Dès lors, la position d’ouverture du Koweït est connue ; cette ouverture permet à la région de devenir, au cours du XIXème siècle, un carrefour maritime entre les Indes, l’Europe et l’Empire ottoman, notamment grâce au commerce des chevaux arabes, utilisés à des fins militaires, et des perles.
Les relations entre le Koweït et la France se développent ; elles sont essentiellement commerciales et permettent à l’influence de notre pays de s’y ancrer. Des témoignages relatent qu’au milieu du XIXème siècle, Cheikh Sabah II était un fidèle lecteur de l’"Oriental Paris Gazette". Le commerce de la perle est à ce point florissant qu’il permet alors à certains bijoutiers français, reconvertis dans l’immobilier, de transformer l’avenue des Champs-Elysées et certains de ses hôtels particuliers, pour en faire ce qu’ils sont encore aujourd’hui.

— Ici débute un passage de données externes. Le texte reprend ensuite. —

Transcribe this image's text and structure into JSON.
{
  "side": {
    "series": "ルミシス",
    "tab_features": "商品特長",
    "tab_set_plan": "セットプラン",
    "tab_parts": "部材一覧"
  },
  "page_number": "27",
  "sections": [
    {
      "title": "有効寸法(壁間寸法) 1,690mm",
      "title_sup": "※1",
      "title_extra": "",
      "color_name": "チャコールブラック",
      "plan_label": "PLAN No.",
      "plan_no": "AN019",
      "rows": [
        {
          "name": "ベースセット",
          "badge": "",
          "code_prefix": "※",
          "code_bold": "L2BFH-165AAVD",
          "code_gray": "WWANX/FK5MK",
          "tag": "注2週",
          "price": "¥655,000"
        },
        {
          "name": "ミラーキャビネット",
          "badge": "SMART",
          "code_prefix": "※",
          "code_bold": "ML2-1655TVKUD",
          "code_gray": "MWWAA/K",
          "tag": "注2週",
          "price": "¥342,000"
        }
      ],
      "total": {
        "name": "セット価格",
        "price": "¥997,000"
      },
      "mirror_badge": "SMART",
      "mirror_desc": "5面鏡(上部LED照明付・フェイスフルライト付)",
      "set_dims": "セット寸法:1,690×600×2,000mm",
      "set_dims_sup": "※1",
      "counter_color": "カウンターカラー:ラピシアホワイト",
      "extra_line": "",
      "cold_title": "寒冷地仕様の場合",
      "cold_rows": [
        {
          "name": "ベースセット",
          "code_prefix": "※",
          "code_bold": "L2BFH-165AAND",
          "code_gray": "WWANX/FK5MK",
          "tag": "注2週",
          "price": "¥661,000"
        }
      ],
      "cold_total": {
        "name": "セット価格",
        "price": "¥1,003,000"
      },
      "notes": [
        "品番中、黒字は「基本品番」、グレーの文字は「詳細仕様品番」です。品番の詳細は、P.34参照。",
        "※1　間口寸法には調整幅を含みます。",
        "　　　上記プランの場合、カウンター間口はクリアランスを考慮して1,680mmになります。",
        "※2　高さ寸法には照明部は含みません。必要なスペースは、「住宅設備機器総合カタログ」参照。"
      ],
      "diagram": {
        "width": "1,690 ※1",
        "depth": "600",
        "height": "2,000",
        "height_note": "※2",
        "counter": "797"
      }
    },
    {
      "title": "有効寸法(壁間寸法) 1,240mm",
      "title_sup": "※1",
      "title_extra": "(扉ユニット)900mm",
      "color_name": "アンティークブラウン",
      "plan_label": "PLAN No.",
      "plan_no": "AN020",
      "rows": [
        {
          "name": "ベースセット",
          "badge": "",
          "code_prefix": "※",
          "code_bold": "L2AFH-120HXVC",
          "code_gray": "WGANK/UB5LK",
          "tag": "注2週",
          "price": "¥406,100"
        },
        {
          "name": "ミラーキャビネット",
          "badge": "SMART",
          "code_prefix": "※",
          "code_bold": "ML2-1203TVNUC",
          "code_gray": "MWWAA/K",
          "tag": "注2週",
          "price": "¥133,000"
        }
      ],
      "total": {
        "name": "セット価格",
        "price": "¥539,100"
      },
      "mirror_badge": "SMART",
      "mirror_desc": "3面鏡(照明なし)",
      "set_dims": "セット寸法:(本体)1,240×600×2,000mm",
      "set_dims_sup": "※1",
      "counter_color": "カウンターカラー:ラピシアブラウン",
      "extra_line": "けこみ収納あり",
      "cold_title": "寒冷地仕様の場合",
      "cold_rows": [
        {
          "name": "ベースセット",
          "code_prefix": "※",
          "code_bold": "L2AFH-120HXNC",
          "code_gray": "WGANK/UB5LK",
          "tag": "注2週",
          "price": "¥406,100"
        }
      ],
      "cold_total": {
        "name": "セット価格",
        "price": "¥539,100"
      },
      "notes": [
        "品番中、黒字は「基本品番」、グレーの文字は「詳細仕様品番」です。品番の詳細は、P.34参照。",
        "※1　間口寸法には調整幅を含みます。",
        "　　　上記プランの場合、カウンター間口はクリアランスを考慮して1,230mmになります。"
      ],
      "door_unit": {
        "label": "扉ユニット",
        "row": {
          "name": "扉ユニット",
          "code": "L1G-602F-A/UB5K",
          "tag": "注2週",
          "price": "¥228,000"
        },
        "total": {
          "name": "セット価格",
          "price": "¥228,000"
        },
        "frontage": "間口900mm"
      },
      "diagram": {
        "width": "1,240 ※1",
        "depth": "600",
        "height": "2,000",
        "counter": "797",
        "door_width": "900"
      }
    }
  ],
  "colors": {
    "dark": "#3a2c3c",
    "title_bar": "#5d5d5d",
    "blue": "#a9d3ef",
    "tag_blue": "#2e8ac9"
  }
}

La première moitié du XXème est marquée par la découverte de l’or noir dans la région ; c’est en 1938 que le pétrole est découvert au Koweït. Et ce sont principalement les Britanniques qui en profitent, en développant l’industrie pétrolière, qui permettra l’essor de l’économie koweïtienne après la Seconde Guerre mondiale.
De l’établissement des relations diplomatiques à la Guerre du Golfe
Le Koweït proclame son indépendance le 19 juin 1961 et la France la reconnait le 28 août. Elle y accrédite d’abord son ambassadeur au Liban, avant d’y nommer un ambassadeur résident en juillet 1968.
Dans les années qui suivent, le Koweït devient l’un de nos premiers fournisseurs de pétrole (4ème rang à la fin des années 1960).
Les relations bilatérales continuent à être empreintes de respect, d’amitié et de confiance, notamment grâce aux positions adoptées par la France lors des différentes phases du conflit israélo-arabe ; cette confiance permet notamment une coopération forte et le développement de marchés dans le domaine militaire et de l’armement.
Les Koweïtiens manifestent le désir de développer leurs relations économiques et techniques avec la France. De leur côté, quelques entreprises françaises prennent pied sur le territoire koweïtien. Des étudiants koweïtiens sont accueillis en France alors que les Koweïtiens marquent leur intérêt pour le français ; une école française ouvre à Koweït dès septembre 1968. Un accord bilatéral de coopération culturelle est signé en 1969.
Dans un tout autre registre, que l’on soit amateur de football ou pas, on se souvient encore de l’épisode cocasse d’un match de la Coupe du monde de 1982 opposant le Koweït à la France, au cours duquel feu Cheikh Ahmad Al Fahd, le frère de l’actuel Emir, était descendu sur le terrain pour faire annuler un but français controversé.
Le tournant dans les relations a lieu en 1990 avec l’engagement de la France au sein de la coalition qui libère le Koweït de l’invasion irakienne, avec la participation de 4 000, puis 7 000 et jusqu’à 14 700 militaires français participant à l’Opération Daguet (été 1990 - février 1991). La France y déplore un certain nombre de morts et de blessés.
Vers un partenariat de long terme
Depuis plus de 20 ans, le Koweït nous sait gré de cet engagement ; la fraternité d’armes aura tissé un lien politique fort entre nos deux pays, illustré par de nombreuses visites bilatérales, comme celles du Président Sarkozy au Koweït en février 2009 ou du Premier ministre koweïtien en France en avril 2010.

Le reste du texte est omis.